Era uma situação em que eu nunca tinha pensado antes. Com o avanço da modernidade, para onde eram empurrados os seres místicos que povoavam florestas e matas?

— O acordo com Archambault e o seu Concílio de Sangue foi essencial para que nos mantivéssemos unidos e seguros em West Ham. Houve um tempo em que nós lutávamos dia e noite por território, em busca de subsistência, mas precisou haver um massacre do nosso povo para que eu, enfim, percebesse que era possível dialogar com os vampiros e entrarmos em um acordo a respeito do espaço físico que os nossos clãs ocupavam dentro do Reino Unido.

Era a segunda vez que aquele nome era mencionado e eu fiquei curiosa.

— Quem é Archambault e por que ele é tão importante?

Gretta trocou olhares com o marido antes de me responder:

— Achei que todos os vampiros conhecessem Lucien Archambault. Ele é o mais antigo e o mais experiente dos vampiros. Comanda todos os demais clãs e nos deu a sua palavra de que o nosso povo teria autonomia total na região de West Ham e arredores.

Eu estava abismada em saber que os vampiros pertenciam a clãs e que, mais do que tudo, eram chefiados por um mestre. Eu tinha mais de cem anos de idade, porém, desconhecia completamente as minhas próprias origens e costumes da minha espécie.

Eu devia ter frequentado algum colégio de vampiros antes de sair por aí em minha capa preta.

Após a insistência de Gretta, eu acabei cedendo, e acompanhei os Grealish à mesa do jantar. A vitela estava sanguinolenta como eu bem gostava, e aproveitei para me alimentar um pouco, já que havia perdido muito sangue durante a batalha contra os cães de guarda de Mason e os meus ferimentos ainda não haviam cicatrizado totalmente.

Algum tempo depois, tínhamos voltado para a sala a fim de trocarmos mais informações a respeito das nossas castas, quando alguém bateu à porta do chalé.

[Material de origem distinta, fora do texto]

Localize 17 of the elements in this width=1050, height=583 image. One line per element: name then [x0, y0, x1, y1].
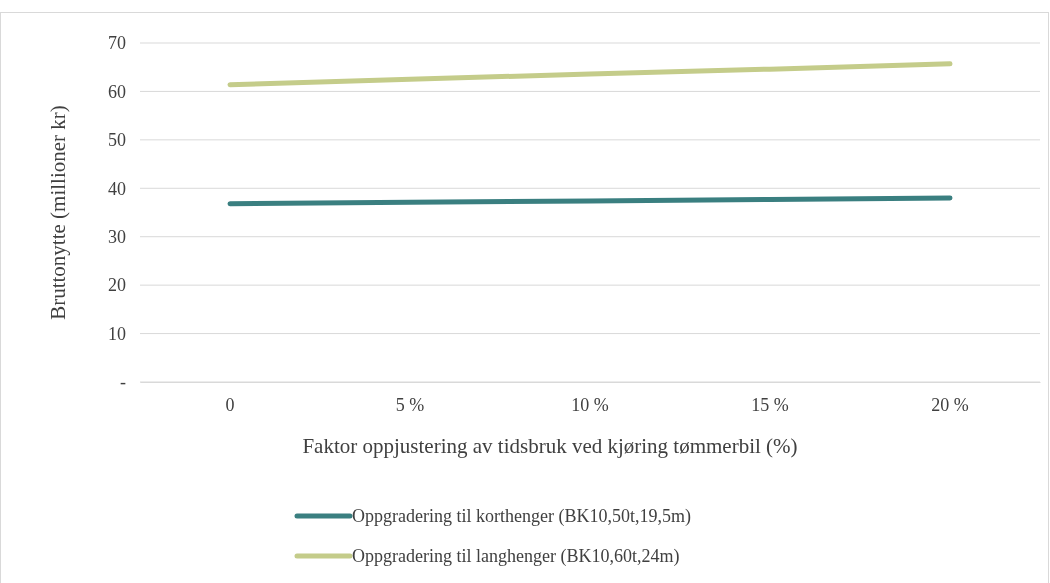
legend-label: Oppgradering til korthenger (BK10,50t,19,5m): [352, 506, 691, 527]
y-tick-label: 50: [108, 130, 126, 151]
y-tick-label: 40: [108, 178, 126, 199]
x-axis-title: Faktor oppjustering av tidsbruk ved kjøring tømmerbil (%): [302, 434, 798, 458]
y-tick-label: 70: [108, 33, 126, 54]
x-tick-label: 5 %: [395, 394, 425, 415]
y-tick-label: 30: [108, 226, 126, 247]
y-tick-label: 10: [108, 323, 126, 344]
x-tick-label: 20 %: [931, 394, 969, 415]
x-tick-label: 15 %: [751, 394, 789, 415]
y-tick-label: 60: [108, 81, 126, 102]
x-tick-label: 10 %: [571, 394, 609, 415]
x-tick-label: 0: [225, 394, 235, 415]
y-axis-title: Bruttonytte (millioner kr): [46, 105, 70, 320]
y-tick-label: 20: [108, 275, 126, 296]
legend-label: Oppgradering til langhenger (BK10,60t,24m): [352, 546, 680, 567]
y-tick-label: -: [120, 372, 126, 393]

— Deve ser o Scott com notícias sobre o estado de saúde do seu amigo, Alexia.

Mason caminhou em direção à porta enquanto Gretta se manteve em minha companhia. Eu não podia ler os pensamentos dos lobos tão facilmente como lia a mente dos humanos, mas não precisei aguçar muito a minha audição para captar o que os dois homens à porta diziam:

— Nós o encontramos morto no piso do hotel. Teve o maxilar quebrado e o sangue se esvaiu do seu corpo.

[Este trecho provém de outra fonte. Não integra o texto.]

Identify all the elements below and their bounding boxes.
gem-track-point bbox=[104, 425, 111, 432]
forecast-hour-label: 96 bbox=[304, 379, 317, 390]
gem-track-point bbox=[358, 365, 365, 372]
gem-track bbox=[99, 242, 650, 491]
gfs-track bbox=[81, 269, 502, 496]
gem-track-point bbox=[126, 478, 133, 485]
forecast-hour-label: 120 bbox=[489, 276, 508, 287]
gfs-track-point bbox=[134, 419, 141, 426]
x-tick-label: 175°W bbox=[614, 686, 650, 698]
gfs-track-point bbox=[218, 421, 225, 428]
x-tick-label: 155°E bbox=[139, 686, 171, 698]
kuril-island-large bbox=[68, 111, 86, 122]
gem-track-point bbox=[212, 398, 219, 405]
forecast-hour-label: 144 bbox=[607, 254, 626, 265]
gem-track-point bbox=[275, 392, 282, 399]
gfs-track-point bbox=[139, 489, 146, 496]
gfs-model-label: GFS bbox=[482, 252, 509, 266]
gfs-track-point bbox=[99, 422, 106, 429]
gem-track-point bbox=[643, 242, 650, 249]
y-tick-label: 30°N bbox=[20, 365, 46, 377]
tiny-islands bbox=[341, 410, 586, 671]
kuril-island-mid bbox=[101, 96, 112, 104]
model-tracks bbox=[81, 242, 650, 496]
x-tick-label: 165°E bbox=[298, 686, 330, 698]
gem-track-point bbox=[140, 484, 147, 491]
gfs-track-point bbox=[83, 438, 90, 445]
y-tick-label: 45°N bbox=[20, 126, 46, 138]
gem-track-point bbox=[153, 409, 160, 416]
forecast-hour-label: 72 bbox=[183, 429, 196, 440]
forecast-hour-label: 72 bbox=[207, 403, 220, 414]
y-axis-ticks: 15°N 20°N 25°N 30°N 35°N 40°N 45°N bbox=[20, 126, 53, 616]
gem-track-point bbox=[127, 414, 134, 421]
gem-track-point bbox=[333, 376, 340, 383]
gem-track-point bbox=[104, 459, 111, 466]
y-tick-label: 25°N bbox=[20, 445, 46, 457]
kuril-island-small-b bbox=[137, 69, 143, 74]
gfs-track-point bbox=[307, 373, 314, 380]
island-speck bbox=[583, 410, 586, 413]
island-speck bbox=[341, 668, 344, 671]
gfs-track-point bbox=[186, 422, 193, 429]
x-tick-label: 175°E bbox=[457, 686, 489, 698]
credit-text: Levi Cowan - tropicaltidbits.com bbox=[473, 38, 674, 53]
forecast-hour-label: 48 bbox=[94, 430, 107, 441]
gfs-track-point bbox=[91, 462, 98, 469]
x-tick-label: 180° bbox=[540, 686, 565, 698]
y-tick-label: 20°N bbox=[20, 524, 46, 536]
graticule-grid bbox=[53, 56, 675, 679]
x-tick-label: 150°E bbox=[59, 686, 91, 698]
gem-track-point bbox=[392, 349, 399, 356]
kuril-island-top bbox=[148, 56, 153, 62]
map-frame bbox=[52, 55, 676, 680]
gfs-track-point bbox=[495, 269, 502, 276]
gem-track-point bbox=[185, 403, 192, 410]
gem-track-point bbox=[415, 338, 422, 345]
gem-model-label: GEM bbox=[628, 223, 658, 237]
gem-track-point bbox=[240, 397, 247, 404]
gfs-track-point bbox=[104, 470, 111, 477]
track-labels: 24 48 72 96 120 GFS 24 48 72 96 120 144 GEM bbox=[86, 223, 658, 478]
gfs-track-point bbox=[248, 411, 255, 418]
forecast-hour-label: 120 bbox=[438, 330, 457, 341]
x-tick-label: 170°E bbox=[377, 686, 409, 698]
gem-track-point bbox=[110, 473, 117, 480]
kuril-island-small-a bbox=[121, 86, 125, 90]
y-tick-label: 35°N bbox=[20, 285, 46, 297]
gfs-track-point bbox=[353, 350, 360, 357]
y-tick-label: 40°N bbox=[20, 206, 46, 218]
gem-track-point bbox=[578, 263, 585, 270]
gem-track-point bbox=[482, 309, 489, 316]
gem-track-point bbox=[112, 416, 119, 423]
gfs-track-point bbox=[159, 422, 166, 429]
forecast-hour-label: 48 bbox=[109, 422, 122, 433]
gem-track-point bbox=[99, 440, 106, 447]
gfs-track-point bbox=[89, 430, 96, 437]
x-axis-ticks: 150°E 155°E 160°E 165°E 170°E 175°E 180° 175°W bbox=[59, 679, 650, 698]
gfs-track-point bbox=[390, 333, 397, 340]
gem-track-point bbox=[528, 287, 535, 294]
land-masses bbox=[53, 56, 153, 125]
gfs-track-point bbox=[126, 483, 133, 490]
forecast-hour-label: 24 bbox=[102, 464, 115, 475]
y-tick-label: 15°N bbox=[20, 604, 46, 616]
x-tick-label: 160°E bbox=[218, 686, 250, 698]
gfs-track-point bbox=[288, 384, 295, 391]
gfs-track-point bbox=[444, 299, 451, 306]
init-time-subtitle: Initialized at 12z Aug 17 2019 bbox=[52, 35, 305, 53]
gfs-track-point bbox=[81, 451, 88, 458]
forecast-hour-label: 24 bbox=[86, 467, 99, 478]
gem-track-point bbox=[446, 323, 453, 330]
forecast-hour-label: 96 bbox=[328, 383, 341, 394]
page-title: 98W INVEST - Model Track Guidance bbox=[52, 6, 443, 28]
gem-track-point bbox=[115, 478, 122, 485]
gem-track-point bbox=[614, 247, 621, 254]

Mason se virou imediatamente em minha direção. Abriu a porta para permitir a entrada de seus soldados e os três se posicionaram em pé, diante do sofá. Eles me olhavam com os olhos estreitos, e o cenho do líder dos lobisomens havia se fechado.

— Temos um problema, senhorita Di Grassi. E nós precisamos resolvê-lo.